When a filter produces no matches the root envelope is still returned with an empty fields collection so that result.typeName always identifies the navigated node's type.

ViewQuery options:

reflector.TryReadAt — single-value path read

Navigate to exactly one value by path and serialize it. Mirrors TryModifyAt but reads instead of writes.

// Scalar leaf
bool ok = reflector.TryReadAt(system, "celestialBodies/[0]/orbitRadius", out SerializedMember? r);
if (ok)
    Console.WriteLine(r!.GetValue<float>(reflector)); // 10f

// Composite node — result has full fields tree for the navigated object
reflector.TryReadAt(system, "celestialBodies/[0]", out var body);
float radius = body!.fields!.First(f => f.name == "orbitRadius").GetValue<float>(reflector);

// Dictionary access — string or any key type
reflector.TryReadAt(container, "config/[timeout]", out var timeout);
int ms = timeout!.GetValue<int>(reflector); // 30

// Invalid paths return false; errors are collected in Logs — nothing is thrown
var logs = new Logs();
bool ok2 = reflector.TryReadAt(system, "doesNotExist", out _, logs: logs);
// ok2 == false
// logs: "Segment 'doesNotExist' not found on type 'SolarSystem'.
//        Available fields: globalOrbitSpeedMultiplier, celestialBodies, ..."

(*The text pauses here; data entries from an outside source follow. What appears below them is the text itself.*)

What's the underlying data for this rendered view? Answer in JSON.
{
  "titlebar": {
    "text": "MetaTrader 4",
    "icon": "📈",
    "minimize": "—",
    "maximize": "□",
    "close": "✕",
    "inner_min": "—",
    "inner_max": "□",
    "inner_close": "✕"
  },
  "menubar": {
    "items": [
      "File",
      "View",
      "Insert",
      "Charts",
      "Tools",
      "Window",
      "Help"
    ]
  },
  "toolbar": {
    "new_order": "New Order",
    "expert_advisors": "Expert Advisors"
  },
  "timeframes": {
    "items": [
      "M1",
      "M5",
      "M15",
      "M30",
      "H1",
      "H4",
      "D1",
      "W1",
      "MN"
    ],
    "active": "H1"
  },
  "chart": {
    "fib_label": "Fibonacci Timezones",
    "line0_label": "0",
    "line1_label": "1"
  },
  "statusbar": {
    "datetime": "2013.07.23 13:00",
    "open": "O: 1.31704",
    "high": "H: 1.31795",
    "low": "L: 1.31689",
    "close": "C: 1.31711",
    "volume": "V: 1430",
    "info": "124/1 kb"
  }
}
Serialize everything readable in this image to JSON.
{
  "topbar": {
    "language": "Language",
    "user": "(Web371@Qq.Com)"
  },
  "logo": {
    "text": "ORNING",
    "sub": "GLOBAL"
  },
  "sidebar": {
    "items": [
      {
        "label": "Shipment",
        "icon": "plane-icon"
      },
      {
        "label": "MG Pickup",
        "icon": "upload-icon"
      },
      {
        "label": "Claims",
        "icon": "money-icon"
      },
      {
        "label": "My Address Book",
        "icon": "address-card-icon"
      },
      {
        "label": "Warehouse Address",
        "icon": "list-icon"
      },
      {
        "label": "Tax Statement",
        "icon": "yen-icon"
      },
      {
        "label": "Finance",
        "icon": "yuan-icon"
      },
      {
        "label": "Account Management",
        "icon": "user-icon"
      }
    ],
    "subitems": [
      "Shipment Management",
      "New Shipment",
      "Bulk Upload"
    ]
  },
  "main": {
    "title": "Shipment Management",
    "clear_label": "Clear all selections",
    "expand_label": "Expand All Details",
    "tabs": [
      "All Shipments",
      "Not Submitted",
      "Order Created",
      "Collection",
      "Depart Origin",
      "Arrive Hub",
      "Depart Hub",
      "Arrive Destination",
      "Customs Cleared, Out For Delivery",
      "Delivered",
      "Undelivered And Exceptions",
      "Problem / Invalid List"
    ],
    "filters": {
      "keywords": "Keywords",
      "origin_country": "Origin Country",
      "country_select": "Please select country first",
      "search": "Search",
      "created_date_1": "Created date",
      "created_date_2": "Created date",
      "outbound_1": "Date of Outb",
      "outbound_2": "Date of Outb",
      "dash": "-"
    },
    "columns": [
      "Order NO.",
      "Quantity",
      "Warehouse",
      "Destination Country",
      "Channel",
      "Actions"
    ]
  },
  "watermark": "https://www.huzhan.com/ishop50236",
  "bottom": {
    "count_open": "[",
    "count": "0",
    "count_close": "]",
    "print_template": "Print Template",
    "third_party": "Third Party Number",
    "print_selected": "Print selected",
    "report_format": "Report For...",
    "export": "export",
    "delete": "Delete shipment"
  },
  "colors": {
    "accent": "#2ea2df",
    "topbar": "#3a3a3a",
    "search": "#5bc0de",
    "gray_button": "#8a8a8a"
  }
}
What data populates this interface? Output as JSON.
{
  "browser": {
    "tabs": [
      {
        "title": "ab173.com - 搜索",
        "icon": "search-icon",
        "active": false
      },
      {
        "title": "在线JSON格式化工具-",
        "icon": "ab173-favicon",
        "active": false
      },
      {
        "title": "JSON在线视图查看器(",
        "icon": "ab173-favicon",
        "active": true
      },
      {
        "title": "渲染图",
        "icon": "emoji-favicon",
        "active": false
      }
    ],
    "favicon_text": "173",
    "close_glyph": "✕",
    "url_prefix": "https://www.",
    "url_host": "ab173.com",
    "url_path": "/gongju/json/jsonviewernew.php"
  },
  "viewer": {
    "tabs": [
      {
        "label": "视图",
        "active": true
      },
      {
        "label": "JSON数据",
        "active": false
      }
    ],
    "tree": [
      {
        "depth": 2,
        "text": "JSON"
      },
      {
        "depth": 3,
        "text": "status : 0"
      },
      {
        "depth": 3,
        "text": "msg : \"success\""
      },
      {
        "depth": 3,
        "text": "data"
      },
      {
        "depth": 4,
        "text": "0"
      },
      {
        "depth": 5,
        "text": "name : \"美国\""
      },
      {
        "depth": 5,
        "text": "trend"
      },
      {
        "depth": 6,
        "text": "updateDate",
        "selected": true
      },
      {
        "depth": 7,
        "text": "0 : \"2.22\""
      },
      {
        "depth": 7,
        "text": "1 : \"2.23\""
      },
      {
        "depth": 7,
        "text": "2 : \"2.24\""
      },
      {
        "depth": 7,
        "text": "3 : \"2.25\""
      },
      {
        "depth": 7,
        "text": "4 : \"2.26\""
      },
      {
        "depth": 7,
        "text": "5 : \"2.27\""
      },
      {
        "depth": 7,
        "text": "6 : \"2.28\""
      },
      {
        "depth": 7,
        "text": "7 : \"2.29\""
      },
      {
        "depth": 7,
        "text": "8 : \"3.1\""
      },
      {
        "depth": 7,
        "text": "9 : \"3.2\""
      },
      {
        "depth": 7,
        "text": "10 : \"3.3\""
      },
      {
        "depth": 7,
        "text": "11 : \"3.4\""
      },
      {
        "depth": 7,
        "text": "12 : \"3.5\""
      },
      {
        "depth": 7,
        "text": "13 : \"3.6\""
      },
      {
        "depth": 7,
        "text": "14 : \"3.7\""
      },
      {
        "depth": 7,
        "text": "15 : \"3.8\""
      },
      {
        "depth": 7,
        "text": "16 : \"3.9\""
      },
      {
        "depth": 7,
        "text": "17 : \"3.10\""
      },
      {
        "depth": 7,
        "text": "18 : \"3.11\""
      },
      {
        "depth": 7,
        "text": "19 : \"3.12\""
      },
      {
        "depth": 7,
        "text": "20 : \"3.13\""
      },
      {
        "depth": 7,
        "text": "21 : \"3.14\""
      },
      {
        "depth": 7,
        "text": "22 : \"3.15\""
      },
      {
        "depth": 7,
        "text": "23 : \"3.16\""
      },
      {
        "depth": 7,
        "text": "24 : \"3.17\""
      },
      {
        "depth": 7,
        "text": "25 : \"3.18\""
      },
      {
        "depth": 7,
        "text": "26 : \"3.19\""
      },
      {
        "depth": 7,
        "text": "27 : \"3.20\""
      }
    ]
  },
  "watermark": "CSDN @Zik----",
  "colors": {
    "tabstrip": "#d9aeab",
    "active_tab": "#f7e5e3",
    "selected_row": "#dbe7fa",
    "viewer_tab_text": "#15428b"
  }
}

reflector.Grep — grep the live object graph

Walks the entire live object graph and returns a flat list of every field / property whose name matches the given regex pattern — like the grep command, but for in-RAM objects.

// Find every field whose name starts with "orbit"
IReadOnlyList<ViewMatch> hits = reflector.Grep(system, "^orbit");

foreach (var hit in hits)
    Console.WriteLine($"{hit.Path} = {hit.Value.GetValue<float>(reflector)}");
// celestialBodies/[0]/orbitRadius = 10
// celestialBodies/[0]/orbitSpeed  = 1
// celestialBodies/[1]/orbitRadius = 20
// celestialBodies/[1]/orbitSpeed  = 2

// Limit search depth (0 = top-level fields only, no recursion)
IReadOnlyList<ViewMatch> topLevel = reflector.Grep(system, ".*", maxDepth: 0);

// Exact name — anchored regex
IReadOnlyList<ViewMatch> exact = reflector.Grep(system, "^globalOrbitSpeedMultiplier$");
Console.WriteLine(exact[0].Path);  // "globalOrbitSpeedMultiplier"

Each ViewMatch exposes:

• Path — full slash-delimited path, e.g. "celestialBodies/[0]/orbitRadius"
• Value — SerializedMember of the matched field, ready for GetValue<T>(reflector)

Grep vs. View + NamePattern: Grep walks the live object graph and can find fields inside array elements. View + NamePattern filters the SerializedMember tree after serialization; array element contents are stored as JSON and are not individually filterable by name. Use Grep when you need to search inside arrays.

8. Dynamic Method Invocation

Allow AI to find and call methods without knowing the exact signature.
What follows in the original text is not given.